Major Ernst Grahame Joy (2 November 1888 – 21 June 1993) was an American-born Canadian who became a flying ace during the First World War, credited with eight aerial victories. He had set aside his law studies and family obligations to join the Canadian Expeditionary Force, then transferred to the Royal Flying Corps. While he left military service after World War I to practice law, he would return to the colours for World War II.

==Early life==
Ernst Grahame Joy was born in Anniston, Alabama, USA on 2 November 1888. He was the son of Jean Hannah Grahame and Harold Holt Joy.

He was a third year law student in Osgoode Hall Law School's Class of 1916 in Toronto when he enlisted into the 74th Battalion of the Canadian Expeditionary Force on 1 July 1915. On his enlistment forms, he claimed to be married. Because of five years previous experience in the Canadian military, he was accepted at the rank of major. His oath of allegiance to King George V denoted him as a naturalized Canadian citizen, as an American could not swear such an oath without losing his citizenship. However, genealogical records give his marriage date as 15 July 1915. He married Dorothy Ewart Primrose of Toronto in Humphries Township. His military unit at time of marriage was recorded as 60th Battalion, CEF. Joy's physical examination at enlistment showed him to be 6 ft 1/2 in tall, with swarthy complexion and brown hair and eyes.

==World War I==
Joy was seconded to the Royal Flying Corps from the Central Ontario Regiment, CEF, and appointed a flying officer on 23 April 1917. On 9 May 1917, he was posted to No. 49 Squadron, but soon moved on to No. 23 Squadron.
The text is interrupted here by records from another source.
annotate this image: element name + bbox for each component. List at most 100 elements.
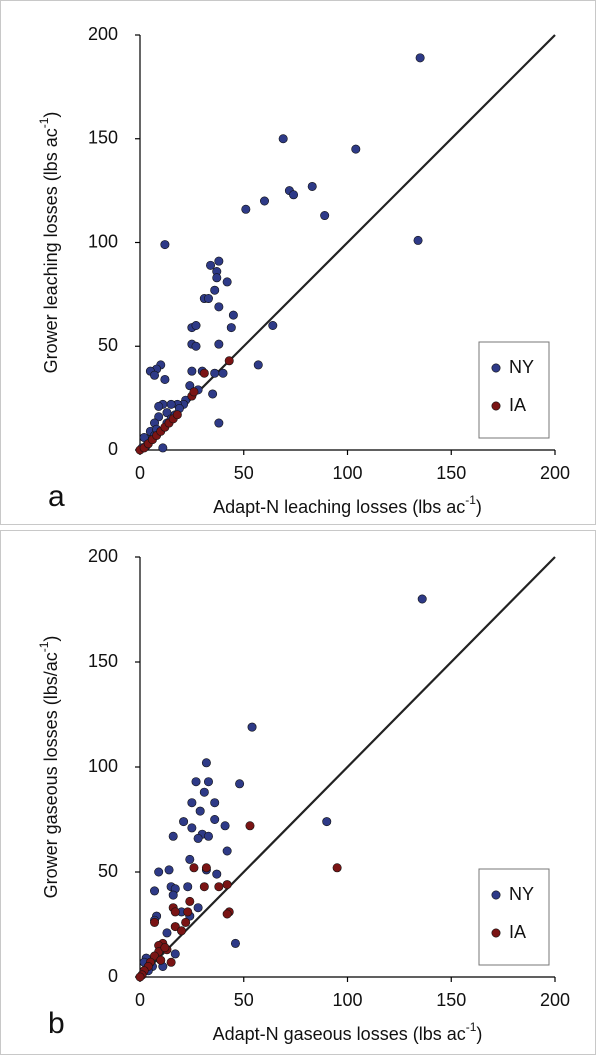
point: [201, 758, 211, 768]
point: [351, 144, 361, 154]
point: [181, 917, 191, 927]
x-axis-label-text: Adapt-N leaching losses (lbs ac: [213, 497, 465, 517]
point: [214, 302, 224, 312]
point: [307, 181, 317, 191]
point: [189, 863, 199, 873]
point: [189, 387, 199, 397]
y-tick-label: 150: [88, 128, 118, 148]
point: [203, 777, 213, 787]
y-axis-label-text: Grower leaching losses (lbs ac: [41, 128, 61, 373]
y-axis-label: Grower gaseous losses (lbs/ac-1): [37, 636, 61, 899]
point: [214, 882, 224, 892]
legend-label: NY: [509, 357, 534, 377]
point: [214, 256, 224, 266]
legend-label: NY: [509, 884, 534, 904]
point: [154, 401, 164, 411]
point: [162, 928, 172, 938]
one-to-one-line: [139, 34, 556, 451]
point: [179, 817, 189, 827]
point: [150, 370, 160, 380]
point: [199, 787, 209, 797]
legend-label: IA: [509, 395, 526, 415]
y-axis-label-text: Grower gaseous losses (lbs/ac: [41, 652, 61, 898]
x-axis-label-text: Adapt-N gaseous losses (lbs ac: [213, 1024, 466, 1044]
legend-marker: [491, 363, 501, 373]
point: [172, 410, 182, 420]
point: [259, 196, 269, 206]
point: [170, 949, 180, 959]
point: [210, 368, 220, 378]
point: [139, 433, 149, 443]
y-axis-label-end: ): [41, 112, 61, 118]
point: [235, 779, 245, 789]
point: [160, 943, 170, 953]
point: [158, 443, 168, 453]
point: [162, 408, 172, 418]
legend-box: [478, 868, 550, 966]
legend-marker: [491, 401, 501, 411]
point: [278, 134, 288, 144]
point: [210, 814, 220, 824]
legend-marker: [491, 928, 501, 938]
y-axis-label: Grower leaching losses (lbs ac-1): [37, 112, 61, 374]
x-tick-label: 150: [436, 990, 466, 1010]
point: [214, 339, 224, 349]
point: [150, 886, 160, 896]
point: [268, 320, 278, 330]
x-tick-label: 100: [332, 990, 362, 1010]
x-tick-label: 0: [135, 990, 145, 1010]
point: [135, 972, 145, 982]
x-axis-label-end: ): [476, 497, 482, 517]
point: [206, 260, 216, 270]
point: [247, 722, 257, 732]
point: [212, 869, 222, 879]
y-axis-label-sup: -1: [37, 641, 51, 652]
point: [170, 907, 180, 917]
legend-box: [478, 341, 550, 439]
y-tick-label: 50: [98, 335, 118, 355]
point: [224, 356, 234, 366]
x-tick-label: 0: [135, 463, 145, 483]
x-tick-label: 150: [436, 463, 466, 483]
y-axis-label-sup: -1: [37, 117, 51, 128]
y-tick-label: 150: [88, 651, 118, 671]
y-tick-label: 0: [108, 966, 118, 986]
point: [417, 594, 427, 604]
panel-frame: [0, 0, 596, 525]
point: [241, 204, 251, 214]
point: [332, 863, 342, 873]
x-tick-label: 200: [540, 463, 570, 483]
point: [191, 320, 201, 330]
point: [214, 418, 224, 428]
point: [160, 240, 170, 250]
point: [177, 926, 187, 936]
point: [220, 821, 230, 831]
point: [210, 285, 220, 295]
point: [185, 381, 195, 391]
point: [164, 865, 174, 875]
y-tick-label: 0: [108, 439, 118, 459]
x-tick-label: 50: [234, 990, 254, 1010]
point: [222, 277, 232, 287]
y-tick-label: 100: [88, 231, 118, 251]
point: [199, 882, 209, 892]
point: [322, 817, 332, 827]
point: [253, 360, 263, 370]
point: [289, 190, 299, 200]
point: [187, 798, 197, 808]
point: [187, 823, 197, 833]
y-tick-label: 200: [88, 546, 118, 566]
x-axis-label-sup: -1: [465, 493, 476, 507]
point: [154, 867, 164, 877]
point: [166, 957, 176, 967]
y-tick-label: 50: [98, 861, 118, 881]
point: [150, 951, 160, 961]
y-axis-label-end: ): [41, 636, 61, 642]
panel: 0 50 100 150 200 0 50 100 150 200 Adapt-N leaching…: [0, 0, 596, 525]
x-axis-label: Adapt-N leaching losses (lbs ac-1): [213, 493, 482, 517]
point: [222, 880, 232, 890]
x-tick-label: 50: [234, 463, 254, 483]
point: [168, 890, 178, 900]
point: [208, 389, 218, 399]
In June or July 1917, he was assigned to No. 57 Squadron as a bomber pilot. He scored seven victories for them in July and August 1917, before going to No. 205 Squadron. On 1 September 1917, he was appointed a flight commander. He scored once more, on 4 November 1918, a week before the armistice.

==List of aerial victories==

Combat record
| No. | Date/Time | Aircraft/ Serial No. | Opponent | Result | Location | Notes |
No. 57 Squadron RFC
| 1 | 28 July 1917 @ 1830 hours | Airco DH.4 (A7537) | Albatros D.V | Driven down out of control | Ingelmunster | Observer/gunner: Forde Leathley |
| 2 | Albatros D.V | Driven down out of control |
| 3 | 16 August 1917 @ 1745 hours | Airco DH.4 (A7563) | Albatros D.V | Driven down out of control | Houthulst | Observer/gunner: Forde Leathley |
| 4 | 17 August 1917 @ 0730–0732 hours | Airco DH.4 (A7563) | Albatros D.V | Driven down out of control | Menen | Observer/gunner: Forde Leathley |
| 5 | Albatros D.V | Driven down out of control |
| 6 | Albatros D.V | Driven down out of control |
| 7 | 20 August 1917 @ 1115 hours | Airco DH.4 (A7564) | Albatros D.V | Driven down out of control | East of Ypres | Observer/gunner: Forde Leathley |
No. 205 Squadron RAF
| 8 | 4 November 1918 @ 1535 hours | Airco DH.9a (F1025) | Fokker D.VII | Destroyed | Maubeuge | Observer/gunner: L. A. Drain |

==Post World War I==
On 31 May 1919, Joy's secondment to the RAF ended, and he also relinquished his commission. He was awarded the Distinguished Flying Cross in 1919, though no details of the award are available. There also is no record of his discharge date from the military; however, he returned to Canada and practiced law.

Joy served with the Royal Canadian Air Force during World War II.

He died in Toronto, Ontario on 21 June 1993.